Against that sort of zeitgeist, it’s interesting to see how a cadre of House Republicans has responded: by inserting their thumbs in their asses and whistling “Dixie,” basically ensuring that payroll taxes — the taxes paid by those who actually work for a living — will go up after the first of the year. Apparently, the taxes of those who make billions on insider trading will remain as before: minimal.
It’s all brinksmanship, of course. It’s all just playing chicken with the lives of the less fortunate. I’m sure no individual member of Congress really wants to be seen as the kind of person who goes around setting hobos on fire. I get the game: It’s all about next year, and pandering to the ignorant base, and doing whatever it takes to finagle job security for the overfed and eerily-tanned gasbags who stand before microphones and pretend larger issues are in play.
But at this point I really don’t care about the strategy or the details. I think it’s reprehensible. Maybe that’s too soft a word. I think it’s bullshit. I think this kind of thing doesn’t only betray a lack of integrity; it also displays a profound lack of concern for the system the founders envisioned back in the day. That system worked pretty well for a couple hundred years, but it doesn’t seem to be working today. At all.
See, that’s the danger. Enough people become convinced that the system exists only to guarantee privilege for the privileged, and they quit thinking about trying to remodel it.
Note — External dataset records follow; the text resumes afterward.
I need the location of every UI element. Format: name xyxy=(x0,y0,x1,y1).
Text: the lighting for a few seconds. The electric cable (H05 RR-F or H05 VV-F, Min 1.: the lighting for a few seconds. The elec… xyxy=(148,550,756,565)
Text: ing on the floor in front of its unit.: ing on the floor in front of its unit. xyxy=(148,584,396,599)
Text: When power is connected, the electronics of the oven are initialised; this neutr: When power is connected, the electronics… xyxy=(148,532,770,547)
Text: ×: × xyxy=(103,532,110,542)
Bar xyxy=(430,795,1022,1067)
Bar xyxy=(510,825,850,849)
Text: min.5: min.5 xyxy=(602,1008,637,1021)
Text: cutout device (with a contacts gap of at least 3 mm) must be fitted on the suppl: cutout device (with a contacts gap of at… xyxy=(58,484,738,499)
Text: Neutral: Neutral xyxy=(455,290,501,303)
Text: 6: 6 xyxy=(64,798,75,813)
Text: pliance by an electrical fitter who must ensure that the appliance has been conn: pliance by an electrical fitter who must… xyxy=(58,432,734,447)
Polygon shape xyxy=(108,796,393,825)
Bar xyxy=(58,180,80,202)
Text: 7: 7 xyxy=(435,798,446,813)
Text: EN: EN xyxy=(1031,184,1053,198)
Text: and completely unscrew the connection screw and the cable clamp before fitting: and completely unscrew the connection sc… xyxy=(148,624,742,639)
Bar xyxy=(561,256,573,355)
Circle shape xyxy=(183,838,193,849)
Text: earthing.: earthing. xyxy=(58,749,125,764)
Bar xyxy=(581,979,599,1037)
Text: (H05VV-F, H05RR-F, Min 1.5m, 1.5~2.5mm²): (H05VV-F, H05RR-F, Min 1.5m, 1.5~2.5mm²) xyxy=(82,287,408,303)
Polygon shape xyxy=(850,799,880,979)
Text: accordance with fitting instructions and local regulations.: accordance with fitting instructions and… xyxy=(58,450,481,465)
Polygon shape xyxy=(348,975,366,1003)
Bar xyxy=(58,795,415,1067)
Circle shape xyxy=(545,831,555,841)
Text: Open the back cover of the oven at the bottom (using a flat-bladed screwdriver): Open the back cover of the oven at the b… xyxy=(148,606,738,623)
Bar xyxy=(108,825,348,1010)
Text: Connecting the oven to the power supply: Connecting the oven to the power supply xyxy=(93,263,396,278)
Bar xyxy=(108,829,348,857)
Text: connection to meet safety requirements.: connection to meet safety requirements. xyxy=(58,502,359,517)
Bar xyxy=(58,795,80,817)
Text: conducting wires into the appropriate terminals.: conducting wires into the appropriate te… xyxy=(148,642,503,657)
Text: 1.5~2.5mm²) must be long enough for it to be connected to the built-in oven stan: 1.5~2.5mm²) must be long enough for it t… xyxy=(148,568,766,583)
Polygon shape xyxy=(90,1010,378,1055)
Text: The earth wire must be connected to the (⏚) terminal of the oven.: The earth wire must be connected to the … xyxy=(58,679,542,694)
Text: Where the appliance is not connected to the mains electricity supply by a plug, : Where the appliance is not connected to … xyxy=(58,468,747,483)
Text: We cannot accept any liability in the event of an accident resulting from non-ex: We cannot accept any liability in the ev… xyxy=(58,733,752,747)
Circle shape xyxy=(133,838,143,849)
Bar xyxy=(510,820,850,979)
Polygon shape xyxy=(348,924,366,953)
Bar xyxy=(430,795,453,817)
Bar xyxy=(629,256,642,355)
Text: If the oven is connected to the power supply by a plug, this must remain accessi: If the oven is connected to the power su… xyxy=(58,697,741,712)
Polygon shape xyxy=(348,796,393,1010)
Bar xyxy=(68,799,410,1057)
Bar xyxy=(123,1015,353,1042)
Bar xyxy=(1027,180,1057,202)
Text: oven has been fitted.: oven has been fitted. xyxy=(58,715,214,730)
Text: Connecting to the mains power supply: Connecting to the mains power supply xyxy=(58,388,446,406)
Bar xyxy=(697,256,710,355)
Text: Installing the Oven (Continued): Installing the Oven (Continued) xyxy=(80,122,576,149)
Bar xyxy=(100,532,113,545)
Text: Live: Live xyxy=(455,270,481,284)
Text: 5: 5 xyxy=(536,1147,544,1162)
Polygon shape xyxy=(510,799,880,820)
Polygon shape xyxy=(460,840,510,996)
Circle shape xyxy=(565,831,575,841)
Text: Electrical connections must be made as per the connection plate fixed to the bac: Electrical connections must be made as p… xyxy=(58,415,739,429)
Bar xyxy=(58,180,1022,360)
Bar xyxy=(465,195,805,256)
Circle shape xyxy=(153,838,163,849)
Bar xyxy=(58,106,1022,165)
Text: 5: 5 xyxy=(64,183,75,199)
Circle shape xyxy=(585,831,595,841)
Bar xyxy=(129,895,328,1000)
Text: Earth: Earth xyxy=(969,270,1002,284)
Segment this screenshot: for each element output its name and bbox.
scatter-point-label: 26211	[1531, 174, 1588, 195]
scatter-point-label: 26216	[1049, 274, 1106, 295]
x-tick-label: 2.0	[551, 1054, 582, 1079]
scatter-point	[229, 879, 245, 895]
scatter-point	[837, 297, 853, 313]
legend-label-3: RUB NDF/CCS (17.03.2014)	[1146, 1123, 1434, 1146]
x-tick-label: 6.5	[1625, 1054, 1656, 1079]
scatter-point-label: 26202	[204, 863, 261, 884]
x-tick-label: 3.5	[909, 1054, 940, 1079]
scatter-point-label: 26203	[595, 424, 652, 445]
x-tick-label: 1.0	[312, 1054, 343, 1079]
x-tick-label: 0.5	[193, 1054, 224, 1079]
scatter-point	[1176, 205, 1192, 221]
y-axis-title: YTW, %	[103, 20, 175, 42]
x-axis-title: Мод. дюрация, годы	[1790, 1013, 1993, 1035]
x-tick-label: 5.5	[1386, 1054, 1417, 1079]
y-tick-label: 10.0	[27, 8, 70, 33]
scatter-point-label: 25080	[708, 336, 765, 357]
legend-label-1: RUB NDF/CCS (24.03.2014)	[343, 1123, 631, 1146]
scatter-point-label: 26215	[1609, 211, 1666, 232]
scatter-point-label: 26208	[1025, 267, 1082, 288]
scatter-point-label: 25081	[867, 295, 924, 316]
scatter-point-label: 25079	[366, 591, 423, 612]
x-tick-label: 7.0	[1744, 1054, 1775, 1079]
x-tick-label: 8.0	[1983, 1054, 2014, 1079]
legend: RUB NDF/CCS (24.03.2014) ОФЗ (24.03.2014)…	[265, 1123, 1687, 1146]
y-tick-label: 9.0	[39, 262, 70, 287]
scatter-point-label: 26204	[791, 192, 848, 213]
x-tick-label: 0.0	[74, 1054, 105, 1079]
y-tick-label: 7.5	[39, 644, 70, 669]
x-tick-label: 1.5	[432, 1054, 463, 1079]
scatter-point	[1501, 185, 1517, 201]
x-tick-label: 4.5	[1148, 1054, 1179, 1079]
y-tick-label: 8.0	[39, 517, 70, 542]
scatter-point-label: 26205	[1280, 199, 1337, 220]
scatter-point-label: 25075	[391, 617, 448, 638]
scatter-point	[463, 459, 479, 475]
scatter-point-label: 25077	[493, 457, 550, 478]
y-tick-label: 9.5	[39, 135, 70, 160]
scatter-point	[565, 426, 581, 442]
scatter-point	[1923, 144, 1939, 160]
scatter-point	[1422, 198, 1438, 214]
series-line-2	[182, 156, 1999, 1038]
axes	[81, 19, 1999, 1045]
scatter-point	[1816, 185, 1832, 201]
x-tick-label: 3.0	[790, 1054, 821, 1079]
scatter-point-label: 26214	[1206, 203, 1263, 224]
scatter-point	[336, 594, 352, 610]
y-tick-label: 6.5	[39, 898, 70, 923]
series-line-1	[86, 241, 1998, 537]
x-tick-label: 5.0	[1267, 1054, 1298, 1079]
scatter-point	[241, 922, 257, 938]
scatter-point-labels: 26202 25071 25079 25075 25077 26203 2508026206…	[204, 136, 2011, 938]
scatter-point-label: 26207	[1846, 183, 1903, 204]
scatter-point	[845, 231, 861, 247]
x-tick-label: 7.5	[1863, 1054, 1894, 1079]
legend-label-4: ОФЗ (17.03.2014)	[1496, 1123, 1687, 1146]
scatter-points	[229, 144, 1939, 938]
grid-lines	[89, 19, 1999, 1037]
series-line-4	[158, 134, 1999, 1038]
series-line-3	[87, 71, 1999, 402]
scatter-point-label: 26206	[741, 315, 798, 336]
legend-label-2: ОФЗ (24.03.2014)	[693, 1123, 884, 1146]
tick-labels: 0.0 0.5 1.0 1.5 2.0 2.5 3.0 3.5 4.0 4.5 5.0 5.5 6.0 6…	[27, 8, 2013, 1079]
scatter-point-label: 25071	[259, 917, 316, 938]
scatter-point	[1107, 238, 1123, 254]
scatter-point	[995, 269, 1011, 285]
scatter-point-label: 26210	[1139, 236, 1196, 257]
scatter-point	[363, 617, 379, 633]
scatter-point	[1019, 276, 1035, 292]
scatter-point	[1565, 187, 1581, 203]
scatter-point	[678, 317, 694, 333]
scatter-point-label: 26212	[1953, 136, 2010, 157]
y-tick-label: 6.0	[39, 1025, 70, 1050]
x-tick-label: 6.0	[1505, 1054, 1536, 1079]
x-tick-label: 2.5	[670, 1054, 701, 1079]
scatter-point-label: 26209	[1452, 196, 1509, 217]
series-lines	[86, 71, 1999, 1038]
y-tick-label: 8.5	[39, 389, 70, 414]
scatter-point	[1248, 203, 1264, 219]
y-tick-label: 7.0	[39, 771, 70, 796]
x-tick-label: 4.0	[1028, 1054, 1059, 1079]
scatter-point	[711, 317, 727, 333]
They start thinking about burning it down.
Every day of my life I think of the men and women (mostly anonymous) who sacrificed so much to preserve and protect this country; from pre-revolution, Gettysburg, the Great Depression, Iwo Jima and misguided recent political wars. How can these dipshits live with themselves? Don’t they have any grasp of the responsibility and debt they owe?
I’m going to guess no. These people serve other masters.